Ristia menghela napas panjang, lalu menutup pintu kamarnya. Ia yakin bukan karena ada Nijah maka sikap suaminya berubah. Gara-gara bercak merah itu, pasti. Diam-diam dia merasa kesal kepada Andri. Tapi ia juga menyalahkan dirinya karena membiarkannya. Sekarang dia harus berhati-hati. Ia harus menunjukkan kepada Satria bahwa dia masih istri yang setia. Ia ingin menelpon Andri, tapi khawatir mengganggu, karena dua hari lagi Andri akan menikah. Ia bahkan sudah ada di rumah, bersama ibu dan keluarga lainnya, pastinya. Orang tua Andri yang hanya tinggal ibunya telah menyiapkan pesta pernikahan yang meriah. Lalu Ristia ingin mengajak Satria datang menghadiri pesta pernikahan itu.

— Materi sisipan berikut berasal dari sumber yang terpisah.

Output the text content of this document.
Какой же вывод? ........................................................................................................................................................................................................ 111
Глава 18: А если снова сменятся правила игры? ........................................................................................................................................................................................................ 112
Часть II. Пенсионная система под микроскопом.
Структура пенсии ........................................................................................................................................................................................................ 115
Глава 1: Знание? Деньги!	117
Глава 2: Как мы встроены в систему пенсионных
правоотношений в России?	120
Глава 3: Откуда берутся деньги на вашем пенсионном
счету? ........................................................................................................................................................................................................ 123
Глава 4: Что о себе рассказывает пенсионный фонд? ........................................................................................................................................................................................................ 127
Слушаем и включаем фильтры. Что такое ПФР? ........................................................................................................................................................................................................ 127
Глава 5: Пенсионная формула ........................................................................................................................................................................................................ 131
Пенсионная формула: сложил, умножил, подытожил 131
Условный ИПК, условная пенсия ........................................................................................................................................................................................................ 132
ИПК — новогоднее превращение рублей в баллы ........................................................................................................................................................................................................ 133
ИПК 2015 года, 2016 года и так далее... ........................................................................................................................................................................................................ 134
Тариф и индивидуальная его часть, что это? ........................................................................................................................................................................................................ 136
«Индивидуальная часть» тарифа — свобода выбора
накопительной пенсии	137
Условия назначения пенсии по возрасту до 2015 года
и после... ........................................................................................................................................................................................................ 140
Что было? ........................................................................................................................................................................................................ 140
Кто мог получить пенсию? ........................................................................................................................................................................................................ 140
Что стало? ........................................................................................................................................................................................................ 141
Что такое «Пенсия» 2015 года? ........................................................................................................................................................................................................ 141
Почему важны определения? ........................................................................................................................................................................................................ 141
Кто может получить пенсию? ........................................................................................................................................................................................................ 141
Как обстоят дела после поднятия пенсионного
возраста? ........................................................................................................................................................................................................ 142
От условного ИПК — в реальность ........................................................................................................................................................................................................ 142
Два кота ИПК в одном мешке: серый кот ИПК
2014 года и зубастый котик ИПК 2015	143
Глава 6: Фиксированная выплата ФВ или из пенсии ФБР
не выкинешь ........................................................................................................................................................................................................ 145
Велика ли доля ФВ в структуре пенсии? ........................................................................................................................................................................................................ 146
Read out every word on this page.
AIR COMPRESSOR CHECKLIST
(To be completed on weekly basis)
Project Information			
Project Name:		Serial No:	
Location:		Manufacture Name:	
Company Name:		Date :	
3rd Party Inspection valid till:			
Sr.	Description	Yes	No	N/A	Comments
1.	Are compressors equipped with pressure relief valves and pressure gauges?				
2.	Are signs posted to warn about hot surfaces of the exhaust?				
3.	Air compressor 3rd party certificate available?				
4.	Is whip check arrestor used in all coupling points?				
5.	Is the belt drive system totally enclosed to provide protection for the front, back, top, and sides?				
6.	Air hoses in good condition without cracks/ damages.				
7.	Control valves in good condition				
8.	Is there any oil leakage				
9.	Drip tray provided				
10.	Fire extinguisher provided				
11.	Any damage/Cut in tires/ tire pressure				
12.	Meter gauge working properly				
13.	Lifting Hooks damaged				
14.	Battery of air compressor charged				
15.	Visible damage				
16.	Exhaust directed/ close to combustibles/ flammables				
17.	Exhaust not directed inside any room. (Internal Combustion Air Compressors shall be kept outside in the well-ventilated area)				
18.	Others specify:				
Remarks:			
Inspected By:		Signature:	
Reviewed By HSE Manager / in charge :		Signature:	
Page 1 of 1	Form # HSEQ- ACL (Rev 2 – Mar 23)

Setelah mandi, dia mencari suaminya yang ternyata duduk di ruang tengah. Ia tak melihat Nijah, lalu dia pergi ke dapur.  Ia harus melakukan banyak hal yang membuatnya kelihatan sangat dekat dengan Nijah, dan bersedia membantu Nijah melakukan apa saja.

Nijah sedang menumpuk piring, dan siap mengelapnya dengan lap kering, ketika Ristia mendekat.

“Non, saya buatkan minuman dulu,” kata Nijah.

“Tidak usah, biar aku bantu kamu dulu. Aku keluar agak kesiangan, lupa kalau banyak yang harus dibereskan di sini.”

“Tidak apa-apa, tinggal mengelap piring dan gelas itu saja.”

“Sini, biar aku bantu.”

Nijah mengambil selembar lap lain yang bersih, kemudian diulurkannya kepada Ristia. Mereka tampak rukun, dan Ristia tak memperlihatkan dendam dan luka yang mengeram di dadanya. Sesekali Ristia menggoda Nijah tentang malam pertamanya.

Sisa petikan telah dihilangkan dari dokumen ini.